In brief: Today the Full Federal Court clarified the law of penalties as it applies to fees. The key development is that, in considering whether the amount of a fee is 'extravagant and exorbitant' compared to the potential costs incurred in dealing with a failure to perform an obligation, the court held that indirect costs could be taken into account. Subject to a likely attempt to appeal to the High Court, this development imposes a substantial hurdle for current and future penalties class actions. Partner Jenny Campbell (view CV) and Lawyer Alicia Lyons report.
- The appeal
- The nature of a penalty
- A broader approach to the cost comparison
- Implications for other claims
ANZ's late payment fees were penal because:
- the fees were charged when a customer failed to comply with the term of their account that required them to make a minimum payment each month; and
- the amount of the fee was 'extravagant and unconscionable' compared to the costs the bank incurred in dealing with the customer's failure to make their payment on time;
- ANZ's other exception fees (honour, dishonour and overlimit fees) were not penal because they were charged in respect of an additional service and not as a penalty for not operating the account in a certain way; and
- none of the fees in question contravened the statutory prohibitions on unconscionable conduct.
THE NATURE OF A PENALTY
The Full Court confirmed that the key questions in considering whether a fee is penal are whether:
- it is imposed to secure the performance of another contractual requirement; and
- if so, whether the amount of the fee is extravagant or exorbitant having regard to the charging party's 'legitimate interest' in the performance of the contract, assessed by reference to the greatest conceivable loss that might follow from a failure to comply assessed at the time of entry into the contract.
It also confirmed that a genuine 'fee for service' will not be a penalty and, on that basis, upheld Justice Gordon's finding that ANZ's honour, dishonour and overlimit fees were not penal.
The court also noted that the fact that behavioural modification may be one of the reasons for imposing a fee does not, of itself, make it penal.
A BROADER APPROACH TO THE COST COMPARISON
In considering the class of costs that could be taken into account in determining whether the amount of the late fee was 'extravagant and exorbitant', Justice Gordon focused only on the direct costs actually incurred by ANZ when Mr Paciocco (the representative applicant) was late in making his payment.
The Full Court determined that that is not the appropriate test and that the exercise:
- is to be conducted on a forward looking basis at the time of the contract (and not by reference to actual costs incurred after the event); and
- requires a broader (prospective) assessment of the losses that could flow to the charging party in the event that the relevant obligation is not complied with (and therefore of the legitimate interest to be protected).
The court emphasised that this is a separate and distinct analysis to the question of the damage that has actually been incurred because of non-compliance.

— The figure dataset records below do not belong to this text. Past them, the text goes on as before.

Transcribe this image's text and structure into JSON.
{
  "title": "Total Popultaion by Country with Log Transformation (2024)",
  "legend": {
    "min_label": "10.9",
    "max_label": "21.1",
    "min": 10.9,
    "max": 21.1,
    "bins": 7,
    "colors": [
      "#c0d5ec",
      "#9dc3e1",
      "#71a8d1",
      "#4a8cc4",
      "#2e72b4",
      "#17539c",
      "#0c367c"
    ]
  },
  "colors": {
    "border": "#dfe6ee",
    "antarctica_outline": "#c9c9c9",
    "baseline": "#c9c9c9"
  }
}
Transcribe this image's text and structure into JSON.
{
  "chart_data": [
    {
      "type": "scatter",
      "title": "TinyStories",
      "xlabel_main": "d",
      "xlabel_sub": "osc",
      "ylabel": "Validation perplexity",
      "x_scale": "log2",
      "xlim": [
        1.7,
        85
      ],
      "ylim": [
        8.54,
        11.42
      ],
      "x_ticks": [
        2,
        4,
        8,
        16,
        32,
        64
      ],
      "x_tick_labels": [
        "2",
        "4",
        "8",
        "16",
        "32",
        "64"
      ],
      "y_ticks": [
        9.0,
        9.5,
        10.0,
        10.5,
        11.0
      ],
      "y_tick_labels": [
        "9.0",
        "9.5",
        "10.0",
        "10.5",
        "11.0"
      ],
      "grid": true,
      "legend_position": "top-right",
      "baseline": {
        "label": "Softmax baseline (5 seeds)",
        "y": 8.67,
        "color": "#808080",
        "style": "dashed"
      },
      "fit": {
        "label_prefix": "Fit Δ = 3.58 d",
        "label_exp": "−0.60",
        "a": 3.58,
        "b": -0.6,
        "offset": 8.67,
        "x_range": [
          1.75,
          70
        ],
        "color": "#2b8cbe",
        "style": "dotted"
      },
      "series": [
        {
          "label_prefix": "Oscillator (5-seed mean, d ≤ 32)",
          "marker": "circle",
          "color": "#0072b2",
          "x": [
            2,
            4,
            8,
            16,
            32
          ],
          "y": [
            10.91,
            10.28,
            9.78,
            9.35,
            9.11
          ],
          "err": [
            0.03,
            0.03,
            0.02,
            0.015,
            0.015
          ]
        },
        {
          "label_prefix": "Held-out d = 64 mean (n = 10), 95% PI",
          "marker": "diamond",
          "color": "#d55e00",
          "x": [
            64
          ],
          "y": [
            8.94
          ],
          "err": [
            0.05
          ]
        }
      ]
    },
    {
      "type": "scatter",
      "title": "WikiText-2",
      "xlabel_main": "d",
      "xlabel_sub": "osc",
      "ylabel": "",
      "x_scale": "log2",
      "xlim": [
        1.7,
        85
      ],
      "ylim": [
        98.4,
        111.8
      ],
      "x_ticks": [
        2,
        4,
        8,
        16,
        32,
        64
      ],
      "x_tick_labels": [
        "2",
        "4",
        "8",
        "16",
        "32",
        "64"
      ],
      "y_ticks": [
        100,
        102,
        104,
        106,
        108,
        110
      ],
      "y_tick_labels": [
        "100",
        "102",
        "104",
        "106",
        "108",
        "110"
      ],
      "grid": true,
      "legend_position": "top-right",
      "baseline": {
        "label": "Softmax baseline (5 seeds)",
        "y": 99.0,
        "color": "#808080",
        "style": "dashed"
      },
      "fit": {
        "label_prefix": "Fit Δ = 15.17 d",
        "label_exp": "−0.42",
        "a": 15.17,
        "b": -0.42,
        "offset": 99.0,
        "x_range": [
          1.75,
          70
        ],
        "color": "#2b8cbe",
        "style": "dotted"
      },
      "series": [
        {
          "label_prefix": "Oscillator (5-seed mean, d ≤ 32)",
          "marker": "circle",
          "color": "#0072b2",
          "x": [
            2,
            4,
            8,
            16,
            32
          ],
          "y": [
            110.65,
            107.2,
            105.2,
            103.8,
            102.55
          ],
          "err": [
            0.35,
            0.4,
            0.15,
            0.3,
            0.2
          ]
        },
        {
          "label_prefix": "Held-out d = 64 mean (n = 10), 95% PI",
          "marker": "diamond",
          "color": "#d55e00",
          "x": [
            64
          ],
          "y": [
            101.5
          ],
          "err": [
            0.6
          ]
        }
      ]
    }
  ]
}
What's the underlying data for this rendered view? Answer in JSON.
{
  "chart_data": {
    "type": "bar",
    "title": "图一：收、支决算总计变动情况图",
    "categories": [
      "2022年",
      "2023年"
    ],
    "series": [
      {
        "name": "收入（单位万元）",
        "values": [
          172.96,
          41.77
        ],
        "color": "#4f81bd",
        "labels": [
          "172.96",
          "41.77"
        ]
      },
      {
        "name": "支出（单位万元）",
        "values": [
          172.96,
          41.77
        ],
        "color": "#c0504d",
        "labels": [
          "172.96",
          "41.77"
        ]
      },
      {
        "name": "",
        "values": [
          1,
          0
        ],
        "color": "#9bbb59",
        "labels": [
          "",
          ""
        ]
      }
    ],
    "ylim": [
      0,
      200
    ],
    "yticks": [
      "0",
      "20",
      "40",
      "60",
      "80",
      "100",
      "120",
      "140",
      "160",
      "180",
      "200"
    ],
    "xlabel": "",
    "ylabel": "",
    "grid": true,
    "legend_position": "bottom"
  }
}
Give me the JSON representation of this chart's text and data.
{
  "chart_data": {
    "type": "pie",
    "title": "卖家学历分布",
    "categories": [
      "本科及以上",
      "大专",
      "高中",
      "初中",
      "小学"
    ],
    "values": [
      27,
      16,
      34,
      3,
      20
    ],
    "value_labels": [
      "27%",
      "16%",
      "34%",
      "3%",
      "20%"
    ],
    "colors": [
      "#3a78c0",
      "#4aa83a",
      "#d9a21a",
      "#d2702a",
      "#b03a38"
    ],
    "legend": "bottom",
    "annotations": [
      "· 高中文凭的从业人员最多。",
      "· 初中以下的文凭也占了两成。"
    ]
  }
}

The separate question of actual loss suffered is only required if a fee is found to be penal and for the purpose of the assessing the degree to which the fee can be enforced.
Applying that approach, the Full Court found that, contrary to the first instance decision:
- ANZ's costs of having a collections department, together with the additional loss provisioning costs and the costs of holding additional regulatory capital incurred as a result of a customer not making payments on time, could be taken into account in determining whether the late payment fee was penal; and
- including those costs would likely increase the possible loss to a level at or about the amount of the fee in question.
On that basis, and having regard to the expert evidence given on behalf of both parties at trial, the Full Court overturned Justice Gordon's finding that ANZ's late payment fee was a penalty.
The Full Court confirmed Justice Gordon's decision that none of the fees in question contravene the statutory prohibitions on unconscionable conduct. In doing so, it confirmed that it is not interested in being a price regulator and will not intervene on the basis that a price may be said to be too high, in the absence of other indicators of unconscionability. The fact that standard terms may be imposed, with no opportunity to negotiate, does not alone give rise to unconscionability – there is still choice.
Although it was not necessary to decide the issue, the court indicated that it agreed with Justice Gordon's finding that the limitation period for the penalties claims did not start to run until the claimant could reasonably have discovered their cause of action. There was no appeal from her Honour's finding that the relevant time was when the first bank fees class action was filed in September 2010 (and that, prior to that time, they had been operating under a mistake of law as to ANZ's ability to charge the fees).
IMPLICATIONS FOR OTHER CLAIMS
The most important aspect of the Full Court's decision is the finding that a broader category of costs may be taken into account in considering whether a fee is penal. Not only has this resulted in the initial finding in respect of ANZ's late payment fee being overturned, it is also likely to cause significant difficulties for the promoters of other current and proposed class actions in respect of the fees charged by other banks, finance companies and telecommunication companies.
It is, however, almost inevitable that there will be an application for special leave to appeal to the High Court.